Who knows what sort of pressure he was feeling along with the name, but this wasn’t the sort of performance that will inspire any talk of a second coming. Scores were 40-36 across the board. Silverio left the ring without reacting.

*

Undercard

– Earlier in the evening, local junior featherweight Pablo Rubio pounded out a six-round unanimous decision win over a very game Michael Gaxiola, 22, from Glendora.

Rubio had a reach advantage with his 5-foot-9 frame but preferred to strike by lunging forward, and during one of those attacks in Round 1 a clash of heads resulted in a cut above his right eye. In Round 2 he began to rely more on his jab but couldn’t stay completely out of the phonebooth, where Gaxiola was able to stun him a couple times. Rubio’s cut opened up again and coated his cheek with blood in the third round and Gaxiola hustled his way inside to connect on multiple levels, but the punch felt by the crowd with a collective “Ooh!” was a left hook to the body thrown by Rubio.

Another left hook from Rubio, this time upstairs, triggered a flurry of infighting that left Gaxiola worse for the wear in Round 4. Rubio (7-0, 3 KOs) finally seemed to be settling into his rhythm and was clearly the stronger fighter but Gaxiola (4-8) hung tough and closed the round hard. More blood was draining from Rubio’s right nostril in Round 5 but the momentum was on his side and Gaxiola’s punches were looking a little more rubbery.

The final round was difficult to score through all the punches; each man had his head swiveled multiple times, though again it was Rubio’s punches that produced the more painful-sounding thuds. The judges scored in his favor: 59-55, 58-56 and 58-56.

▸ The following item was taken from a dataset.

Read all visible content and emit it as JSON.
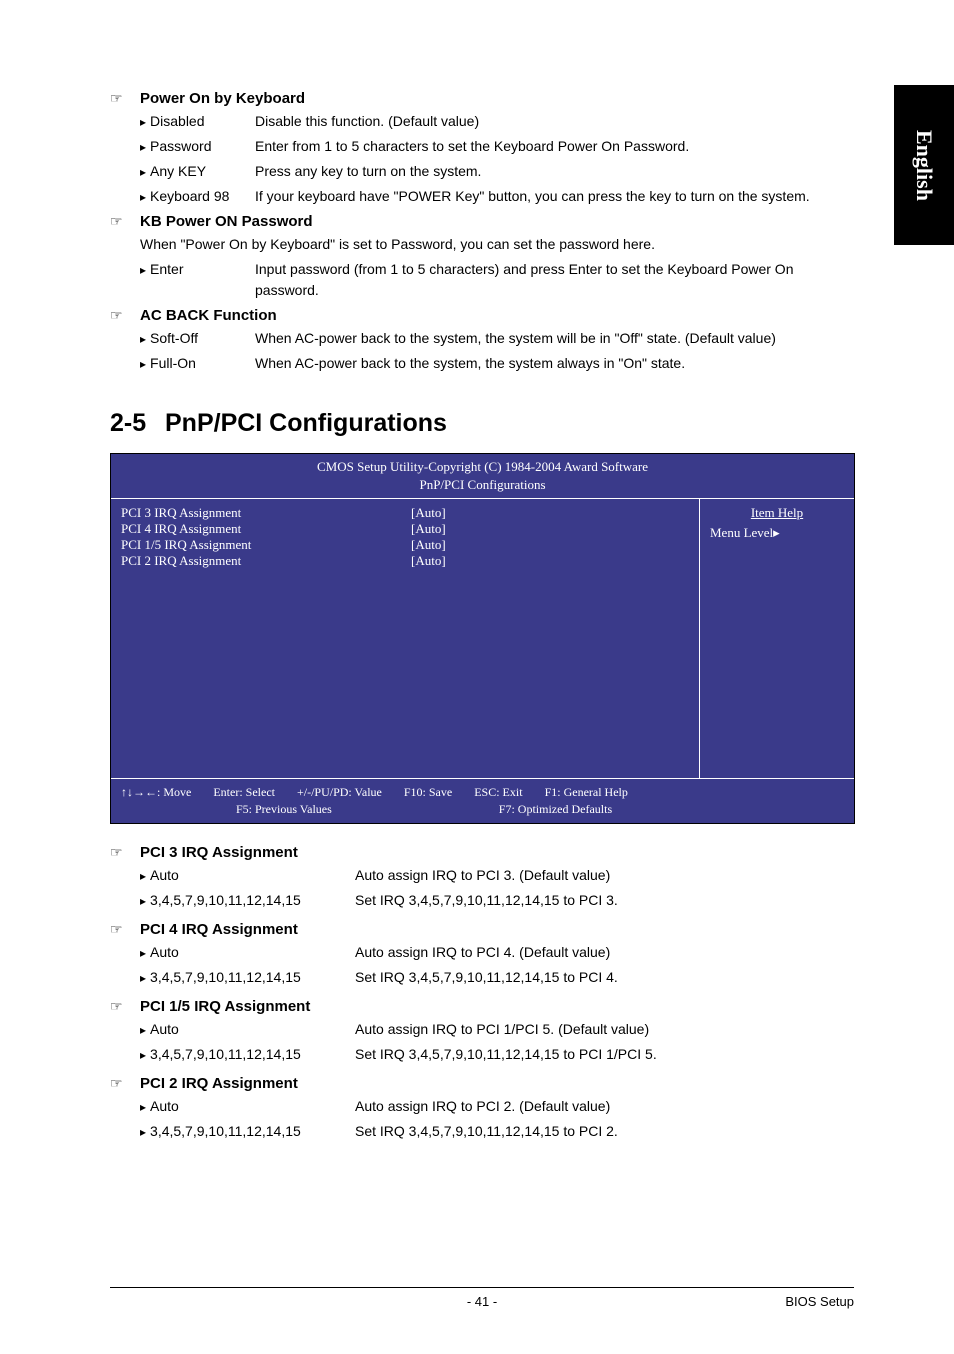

– The second fight of the night saw Glendora junior lightweight Jousce Gonzalez (2-0, 2 KOs), 21, double his pro record with a first-round knockout of David Montes (0-4). Montes tried to get an early toehold but Gonzalez stayed calm and patiently waited for moments to release his power, which he did, particularly with some nice low-angled, left-handed hooks to the 43-year-old body of his opponent. Montes’ midsection crisis came to an end behind a straight right headshot that put him halfway through the ropes on his hands and knees.

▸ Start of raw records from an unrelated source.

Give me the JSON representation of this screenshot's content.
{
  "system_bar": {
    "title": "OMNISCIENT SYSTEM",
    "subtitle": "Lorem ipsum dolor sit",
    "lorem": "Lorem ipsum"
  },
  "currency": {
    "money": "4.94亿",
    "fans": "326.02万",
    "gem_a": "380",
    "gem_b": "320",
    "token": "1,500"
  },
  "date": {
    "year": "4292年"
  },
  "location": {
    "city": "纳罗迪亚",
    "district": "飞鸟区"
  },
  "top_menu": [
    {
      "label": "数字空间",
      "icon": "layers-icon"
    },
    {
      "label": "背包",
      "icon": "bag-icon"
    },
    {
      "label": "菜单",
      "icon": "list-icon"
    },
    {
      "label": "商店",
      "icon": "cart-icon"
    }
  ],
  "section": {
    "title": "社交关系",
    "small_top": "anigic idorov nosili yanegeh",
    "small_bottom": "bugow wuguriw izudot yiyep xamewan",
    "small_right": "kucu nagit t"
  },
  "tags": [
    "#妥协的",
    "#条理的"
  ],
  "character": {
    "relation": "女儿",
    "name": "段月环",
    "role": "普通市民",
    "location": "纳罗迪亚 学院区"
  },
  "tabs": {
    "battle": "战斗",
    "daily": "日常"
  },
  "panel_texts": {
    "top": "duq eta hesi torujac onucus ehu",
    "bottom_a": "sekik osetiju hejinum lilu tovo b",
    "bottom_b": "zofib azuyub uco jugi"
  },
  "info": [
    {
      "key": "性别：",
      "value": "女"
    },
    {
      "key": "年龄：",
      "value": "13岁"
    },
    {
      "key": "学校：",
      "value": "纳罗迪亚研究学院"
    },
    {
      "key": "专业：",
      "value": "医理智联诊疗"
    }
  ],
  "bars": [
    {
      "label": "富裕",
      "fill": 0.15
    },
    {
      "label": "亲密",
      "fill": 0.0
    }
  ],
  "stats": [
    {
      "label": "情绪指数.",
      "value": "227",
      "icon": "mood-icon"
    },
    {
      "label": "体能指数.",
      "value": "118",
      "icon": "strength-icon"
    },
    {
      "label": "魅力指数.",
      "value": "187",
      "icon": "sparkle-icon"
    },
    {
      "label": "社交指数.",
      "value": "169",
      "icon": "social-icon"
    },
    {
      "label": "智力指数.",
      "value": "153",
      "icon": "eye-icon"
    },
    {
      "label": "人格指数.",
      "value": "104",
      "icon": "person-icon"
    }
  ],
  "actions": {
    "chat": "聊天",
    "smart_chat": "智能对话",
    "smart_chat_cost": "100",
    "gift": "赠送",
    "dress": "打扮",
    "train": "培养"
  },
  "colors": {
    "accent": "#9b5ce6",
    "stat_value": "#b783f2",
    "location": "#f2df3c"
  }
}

– In the kickoff bout, featherweights Francisco Esparza, 21, from Las Vegas, and Noe Munoz, 27, briefly squared off. Despite Munoz’s camouflage trunks it only took Esparza 20 seconds to find him with an overhand right that put the native of Ciudad Juarez, Mexico, on the canvas. Fifteen seconds later Munoz (2-3) was down again after catching another right hand and the fight was waved off. It was the first knockout win for Esparza (4-0, 1 KO).